The advert itself focused on Iceland’s decision earlier this year to remove palm oil from all of their own-label products by the end of 2018, in a bid to deter customers from fuelling this damaging trade. The palm oil industry is highly unsustainable and is responsible for the deforestation of much of Indonesia and Malaysia, resulting in the loss of habitat for countless species.
A devastating impact
As far back as 2011, the palm oil industry was already being condemned by the WWF as unsustainable, but seven years on it still remains a widespread practice. Indeed, the versatility and affordability of the substance means that it is an ingredient in over half of all the products on supermarket shelves, from biscuits to bread and cereal to chocolate.
However, its effect on the environment is catastrophic.

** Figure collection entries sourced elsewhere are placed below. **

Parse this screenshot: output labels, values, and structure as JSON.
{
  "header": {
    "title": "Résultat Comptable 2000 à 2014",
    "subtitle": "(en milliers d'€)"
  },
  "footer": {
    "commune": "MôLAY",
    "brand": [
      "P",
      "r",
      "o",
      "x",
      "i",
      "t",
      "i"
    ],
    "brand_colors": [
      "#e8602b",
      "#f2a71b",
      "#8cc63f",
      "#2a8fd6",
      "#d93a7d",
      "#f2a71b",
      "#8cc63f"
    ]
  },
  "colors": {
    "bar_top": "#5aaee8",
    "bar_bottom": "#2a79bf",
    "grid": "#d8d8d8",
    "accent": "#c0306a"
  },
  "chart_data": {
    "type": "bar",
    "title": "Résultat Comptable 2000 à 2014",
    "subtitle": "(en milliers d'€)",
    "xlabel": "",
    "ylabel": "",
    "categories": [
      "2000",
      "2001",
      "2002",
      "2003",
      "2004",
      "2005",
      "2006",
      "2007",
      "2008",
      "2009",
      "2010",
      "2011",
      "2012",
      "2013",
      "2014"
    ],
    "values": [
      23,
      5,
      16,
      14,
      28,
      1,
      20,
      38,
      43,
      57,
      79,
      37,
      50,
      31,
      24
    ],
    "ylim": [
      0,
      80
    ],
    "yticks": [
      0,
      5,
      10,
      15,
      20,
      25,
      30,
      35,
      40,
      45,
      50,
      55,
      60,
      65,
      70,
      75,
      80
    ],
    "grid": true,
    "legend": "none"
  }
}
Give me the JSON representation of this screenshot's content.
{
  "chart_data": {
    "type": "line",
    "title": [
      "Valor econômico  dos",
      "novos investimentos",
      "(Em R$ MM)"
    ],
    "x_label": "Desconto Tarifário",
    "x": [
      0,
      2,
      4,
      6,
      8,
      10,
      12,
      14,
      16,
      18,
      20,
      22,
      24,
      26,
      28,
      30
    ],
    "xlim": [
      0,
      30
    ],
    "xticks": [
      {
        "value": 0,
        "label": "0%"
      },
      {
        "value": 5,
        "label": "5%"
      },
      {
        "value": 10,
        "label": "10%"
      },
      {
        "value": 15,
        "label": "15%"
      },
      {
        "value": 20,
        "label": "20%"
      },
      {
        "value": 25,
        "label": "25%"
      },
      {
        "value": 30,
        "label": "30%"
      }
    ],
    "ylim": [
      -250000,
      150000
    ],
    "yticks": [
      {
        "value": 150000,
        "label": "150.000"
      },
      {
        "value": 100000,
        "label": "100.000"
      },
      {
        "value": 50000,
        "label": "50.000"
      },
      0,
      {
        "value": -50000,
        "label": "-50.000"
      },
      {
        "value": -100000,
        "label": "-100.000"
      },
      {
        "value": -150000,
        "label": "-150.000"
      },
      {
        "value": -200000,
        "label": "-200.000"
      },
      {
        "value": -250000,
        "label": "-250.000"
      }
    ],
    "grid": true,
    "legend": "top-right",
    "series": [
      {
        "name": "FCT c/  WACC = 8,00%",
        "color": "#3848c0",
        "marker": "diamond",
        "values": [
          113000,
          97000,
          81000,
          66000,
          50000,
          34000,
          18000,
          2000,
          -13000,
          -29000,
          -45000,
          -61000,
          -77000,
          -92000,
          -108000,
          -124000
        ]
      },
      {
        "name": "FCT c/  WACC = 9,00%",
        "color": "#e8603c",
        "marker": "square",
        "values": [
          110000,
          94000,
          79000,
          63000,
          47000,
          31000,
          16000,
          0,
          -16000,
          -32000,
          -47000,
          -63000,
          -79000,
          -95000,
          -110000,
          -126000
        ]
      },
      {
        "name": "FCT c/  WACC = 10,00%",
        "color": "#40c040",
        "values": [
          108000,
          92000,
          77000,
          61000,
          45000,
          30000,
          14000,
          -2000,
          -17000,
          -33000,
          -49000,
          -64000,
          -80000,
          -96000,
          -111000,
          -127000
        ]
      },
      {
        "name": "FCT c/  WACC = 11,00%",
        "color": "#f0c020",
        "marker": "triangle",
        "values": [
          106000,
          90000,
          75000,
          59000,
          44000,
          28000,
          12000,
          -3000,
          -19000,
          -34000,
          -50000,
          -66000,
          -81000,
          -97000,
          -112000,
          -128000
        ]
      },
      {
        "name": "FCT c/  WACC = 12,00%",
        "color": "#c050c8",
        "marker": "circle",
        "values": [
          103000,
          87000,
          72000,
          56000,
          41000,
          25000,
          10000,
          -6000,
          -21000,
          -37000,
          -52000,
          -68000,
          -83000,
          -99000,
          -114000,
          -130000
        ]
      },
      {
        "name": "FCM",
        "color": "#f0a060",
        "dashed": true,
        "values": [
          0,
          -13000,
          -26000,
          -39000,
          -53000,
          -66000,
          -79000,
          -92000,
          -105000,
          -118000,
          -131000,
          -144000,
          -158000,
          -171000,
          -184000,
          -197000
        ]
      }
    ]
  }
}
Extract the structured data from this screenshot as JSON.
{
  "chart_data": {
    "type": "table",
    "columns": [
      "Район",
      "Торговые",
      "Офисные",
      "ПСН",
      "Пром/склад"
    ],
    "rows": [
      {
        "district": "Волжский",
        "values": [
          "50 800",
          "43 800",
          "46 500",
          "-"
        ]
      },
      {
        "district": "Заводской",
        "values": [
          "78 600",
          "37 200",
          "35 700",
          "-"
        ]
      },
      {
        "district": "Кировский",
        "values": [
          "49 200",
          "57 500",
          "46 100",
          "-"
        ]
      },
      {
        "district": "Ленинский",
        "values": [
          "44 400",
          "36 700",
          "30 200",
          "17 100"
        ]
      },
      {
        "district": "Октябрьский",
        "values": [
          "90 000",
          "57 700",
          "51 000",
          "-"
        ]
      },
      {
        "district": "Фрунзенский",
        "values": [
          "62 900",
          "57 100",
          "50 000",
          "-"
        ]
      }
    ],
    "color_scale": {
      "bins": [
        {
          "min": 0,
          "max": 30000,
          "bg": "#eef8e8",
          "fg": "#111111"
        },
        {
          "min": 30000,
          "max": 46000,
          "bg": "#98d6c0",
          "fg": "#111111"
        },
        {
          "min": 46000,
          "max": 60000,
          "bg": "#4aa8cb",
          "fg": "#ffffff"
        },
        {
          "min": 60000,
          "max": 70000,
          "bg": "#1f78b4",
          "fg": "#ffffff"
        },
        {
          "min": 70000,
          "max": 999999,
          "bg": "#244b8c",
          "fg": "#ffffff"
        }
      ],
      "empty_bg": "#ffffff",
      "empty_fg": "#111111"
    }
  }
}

In the Indonesian part of Borneo alone, it’s estimated that the palm oil industry contributes to the deforestation of an area the same size as 146 football pitches every single hour. Some studies have concluded that this had led to the loss of over half of the orangutan population on the island between 1999 and 2015, with only a maximum of 100,000 specimens now remaining.

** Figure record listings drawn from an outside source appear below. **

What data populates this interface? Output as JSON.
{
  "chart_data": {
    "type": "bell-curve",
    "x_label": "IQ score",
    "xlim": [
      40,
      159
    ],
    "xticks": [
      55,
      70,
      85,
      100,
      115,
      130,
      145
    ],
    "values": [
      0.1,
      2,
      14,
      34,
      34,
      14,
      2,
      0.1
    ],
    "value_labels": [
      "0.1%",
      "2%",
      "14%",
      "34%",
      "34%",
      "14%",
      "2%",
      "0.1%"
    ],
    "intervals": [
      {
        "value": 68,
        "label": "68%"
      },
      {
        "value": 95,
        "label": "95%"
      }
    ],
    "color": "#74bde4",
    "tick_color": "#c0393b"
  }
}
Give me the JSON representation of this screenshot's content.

In a bid to distance itself from the damaging industry and simultaneously raise awareness about its impact on our planet, Iceland announced in April it would be banning palm oil from all its own-brand products by the end of the year. This Christmas, it teamed up with Greenpeace to produce an advert featuring a cute orangutan baby who has lost its home and its family as a result of the palm oil industry.

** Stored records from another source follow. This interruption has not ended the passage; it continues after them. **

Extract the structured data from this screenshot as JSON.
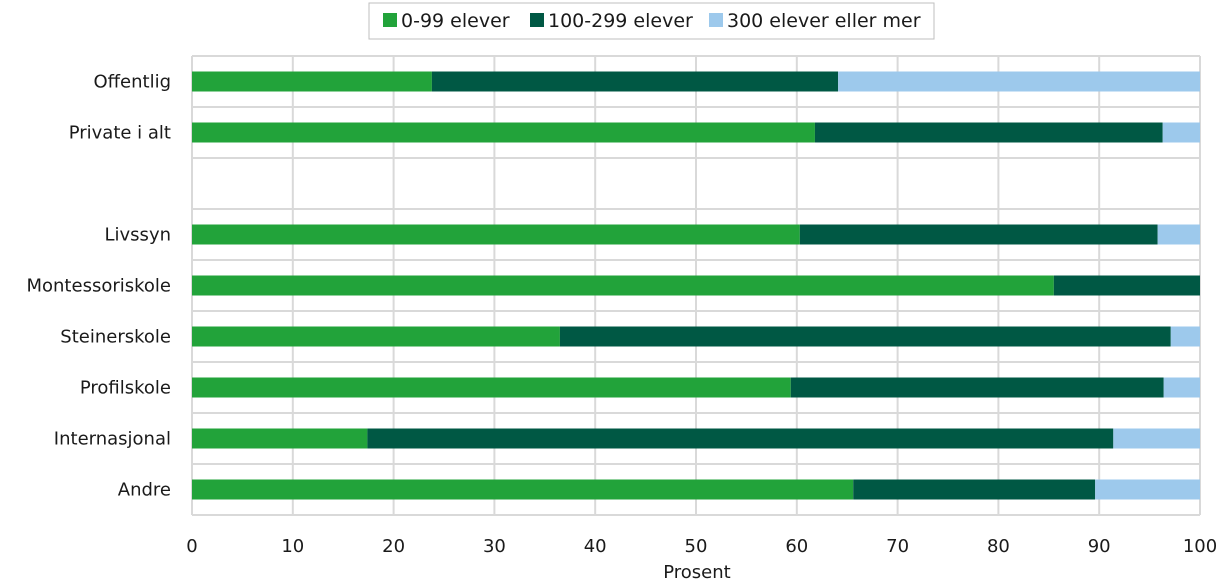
{
  "chart_data": {
    "type": "bar",
    "orientation": "horizontal",
    "stacked": true,
    "categories": [
      "Offentlig",
      "Private i alt",
      "",
      "Livssyn",
      "Montessoriskole",
      "Steinerskole",
      "Profilskole",
      "Internasjonal",
      "Andre"
    ],
    "series": [
      {
        "name": "0-99 elever",
        "color": "#22a33a",
        "values": [
          23.8,
          61.8,
          null,
          60.3,
          85.5,
          36.5,
          59.4,
          17.4,
          65.6
        ]
      },
      {
        "name": "100-299 elever",
        "color": "#005844",
        "values": [
          40.3,
          34.5,
          null,
          35.5,
          14.5,
          60.6,
          37.0,
          74.0,
          24.0
        ]
      },
      {
        "name": "300 elever eller mer",
        "color": "#9dc9ec",
        "values": [
          35.9,
          3.7,
          null,
          4.2,
          0.0,
          2.9,
          3.6,
          8.6,
          10.4
        ]
      }
    ],
    "xlabel": "Prosent",
    "ylabel": "",
    "xlim": [
      0,
      100
    ],
    "xticks": [
      0,
      10,
      20,
      30,
      40,
      50,
      60,
      70,
      80,
      90,
      100
    ],
    "grid": true,
    "legend_position": "top-center"
  }
}
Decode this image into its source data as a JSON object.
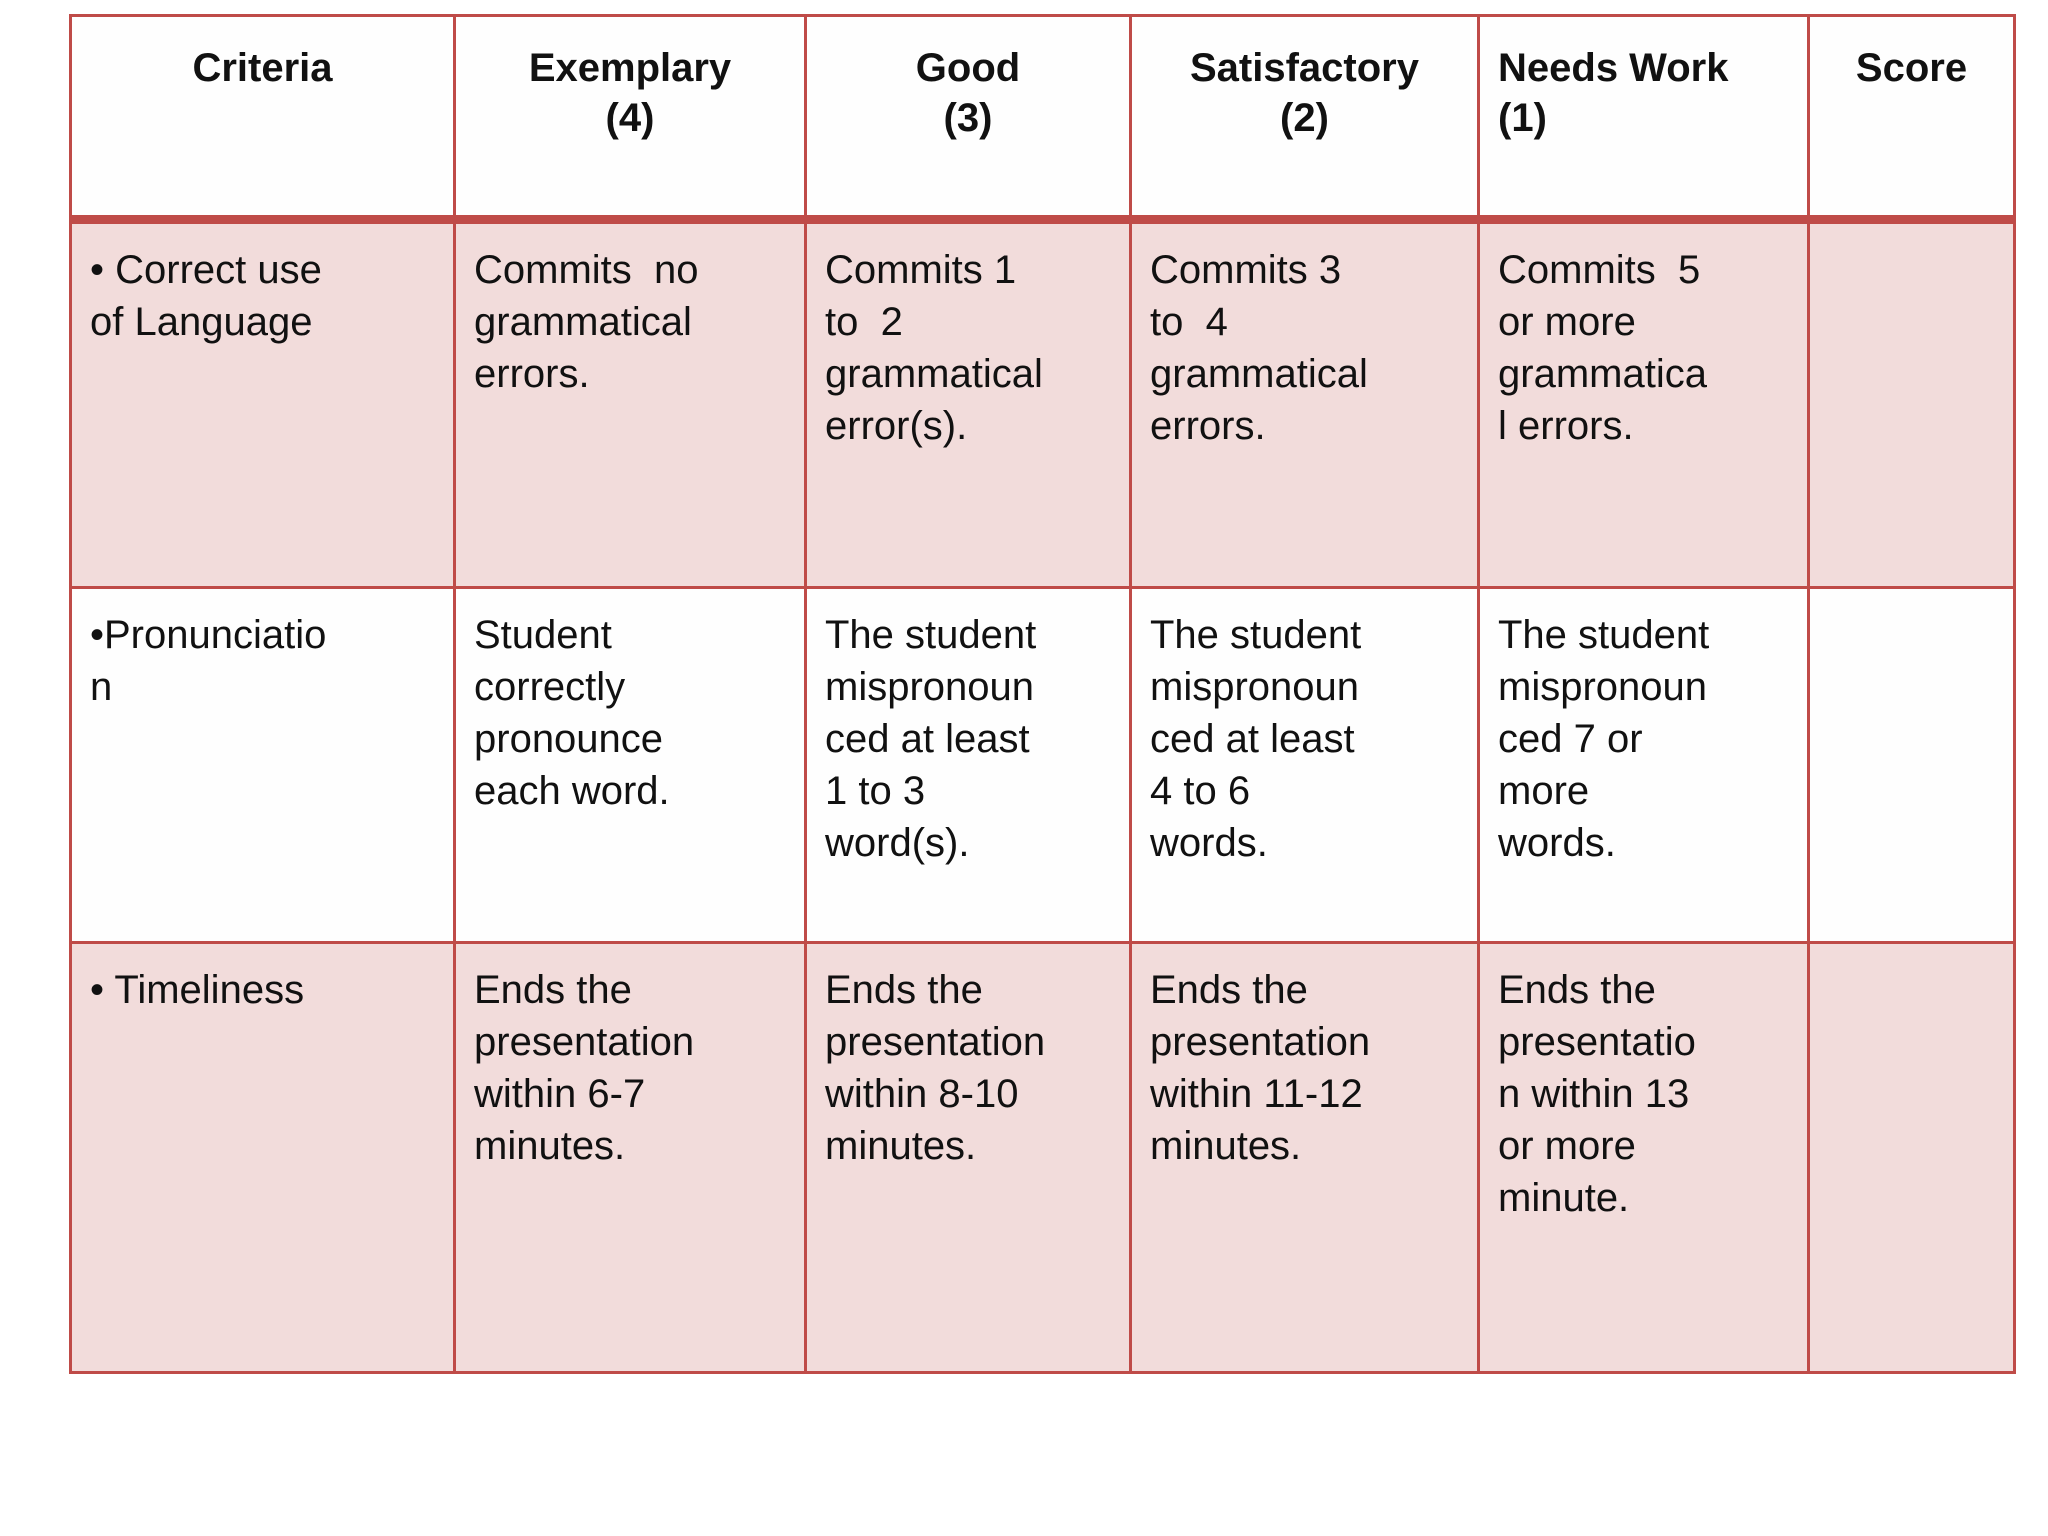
{
  "table": {
    "headers": [
      "Criteria",
      "Exemplary\n(4)",
      "Good\n(3)",
      "Satisfactory\n(2)",
      "Needs Work\n(1)",
      "Score"
    ],
    "rows": [
      {
        "criteria": "• Correct use\nof Language",
        "exemplary": "Commits  no\ngrammatical\nerrors.",
        "good": "Commits 1\nto  2\ngrammatical\nerror(s).",
        "satisfactory": "Commits 3\nto  4\ngrammatical\nerrors.",
        "needs_work": "Commits  5\nor more\ngrammatica\nl errors.",
        "score": ""
      },
      {
        "criteria": "•Pronunciatio\nn",
        "exemplary": "Student\ncorrectly\npronounce\neach word.",
        "good": "The student\nmispronoun\nced at least\n1 to 3\nword(s).",
        "satisfactory": "The student\nmispronoun\nced at least\n4 to 6\nwords.",
        "needs_work": "The student\nmispronoun\nced 7 or\nmore\nwords.",
        "score": ""
      },
      {
        "criteria": "• Timeliness",
        "exemplary": "Ends the\npresentation\nwithin 6-7\nminutes.",
        "good": "Ends the\npresentation\nwithin 8-10\nminutes.",
        "satisfactory": "Ends the\npresentation\nwithin 11-12\nminutes.",
        "needs_work": "Ends the\npresentatio\nn within 13\nor more\nminute.",
        "score": ""
      }
    ]
  },
  "colors": {
    "border_red": "#bf4b48",
    "row_pink": "#f2dcdb",
    "row_white": "#fefefe",
    "text": "#111111"
  }
}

The ad had originally been created by Greenpeace and used extensively in its own marketing campaigns, before Iceland acquired permission to remove the Greenpeace logo and rebrand it as its own. It was intended as a “we are all in this together” rallying cry to consumers to try and encourage them to alter their habits and shop more conscientiously.
Stickler for the rules
However, it was banned from being broadcast on television due to its overt connections with Greenpeace, which regulating body Clearcast deemed too political to be admissible according to the rules. The decision was not in any way related to the actual issue of deforestation itself - which still remains one of the biggest environmental concerns facing our generation - but rather its political connotations.
According to the broadcast code for advertising practice (BCAP), no commercial advertisement may be televised if it is “directed towards a political end”. Regardless, both Iceland and the issue of deforestation have benefited from the decision, since the media furore surrounding its prohibition has generated more publicity than they could possibly have hoped for.